By AM-GM, we may find an estimate $$2\sqrt{\frac{5}{a}+4}=2\sqrt{\frac{\dfrac{5}{a}+4}{xa+y}\cdot(xa+y)}\le \frac{\dfrac{5}{a}+4}{xa+y}+(xa+y).$$
We'll choose $x+y=3.$ The rest can be solved by $pqr.$
In cases there's exist $(x,y),$ I hope the solver will give your motivation to obtain that approach.
That's all what I've done so far. Thank you for your contributions.
Best Answer
Relevant proof.
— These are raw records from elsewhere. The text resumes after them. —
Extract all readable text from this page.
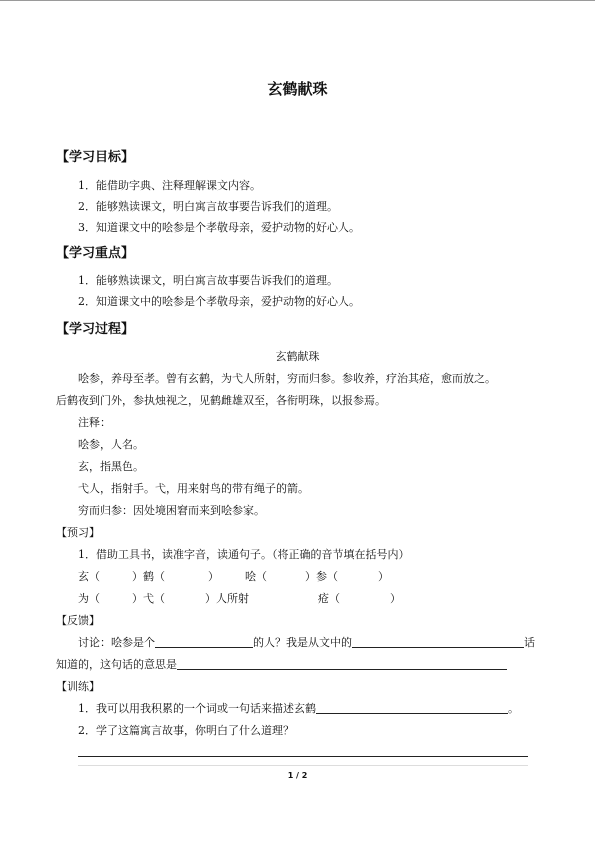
玄鹤献珠
【学习目标】
1．能借助字典、注释理解课文内容。
2．能够熟读课文，明白寓言故事要告诉我们的道理。
3．知道课文中的哙参是个孝敬母亲，爱护动物的好心人。
【学习重点】
1．能够熟读课文，明白寓言故事要告诉我们的道理。
2．知道课文中的哙参是个孝敬母亲，爱护动物的好心人。
【学习过程】
玄鹤献珠
哙参，养母至孝。曾有玄鹤，为弋人所射，穷而归参。参收养，疗治其疮，愈而放之。
后鹤夜到门外，参执烛视之，见鹤雌雄双至，各衔明珠，以报参焉。
注释：
哙参，人名。
玄，指黑色。
弋人，指射手。弋，用来射鸟的带有绳子的箭。
穷而归参：因处境困窘而来到哙参家。
【预习】
1．借助工具书，读准字音，读通句子。（将正确的音节填在括号内）
玄（	）鹤（	） 哙（	）参（	）
为（	）弋（	）人所射	疮（	）
【反馈】
讨论：哙参是个	的人？我是从文中的	话
知道的，这句话的意思是
【训练】
1．我可以用我积累的一个词或一句话来描述玄鹤	。
2．学了这篇寓言故事，你明白了什么道理？
1 / 2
See my answer in similar answer.
It is also an isolated fudging as RiverLi's answer.
Proof.
By multiplying $ab+bc+ca$ and replace the hypothesis, we'll prove$$\sum_{cyc}\left[\left(\frac{bc}{a}+5\right)(b+c)+8(ab+bc+ca)\right]\ge 4(ab+bc+ca)\sum_{cyc}\sqrt{\frac{5}{a}+4}.$$Now, it's enough to show$$\left(\dfrac{bc}{a}+5\right).\frac{b+c}{ab+bc+ca}+8\ge 4\sqrt{\frac{5}{a}+4}. \tag{*}$$
Apply AM-GM inequality$$\frac{b+c}{ab+bc+ca}=\frac{1}{a+\dfrac{bc}{b+c}}\ge \frac{1}{a+\dfrac{bc}{2\sqrt{bc}}}=\frac{2}{2a+\sqrt{bc}}.$$ It suffices to prove$$\frac{\dfrac{bc}{a}+5}{\sqrt{bc}+2a}+4\ge 2\sqrt{\frac{5}{a}+4}$$ or $$\iff\frac{bc+5a}{\sqrt{bc}+2a}+4a\ge 2\sqrt{5a+4a^2}$$$$\iff \sqrt{bc}+2a+\frac{5a+4a^2}{\sqrt{bc}+2a}\ge 2\sqrt{5a+4a^2},$$which is obvious by AM-GM.
Thus, the proof is done. Equality holds iff $a=b=c=1.$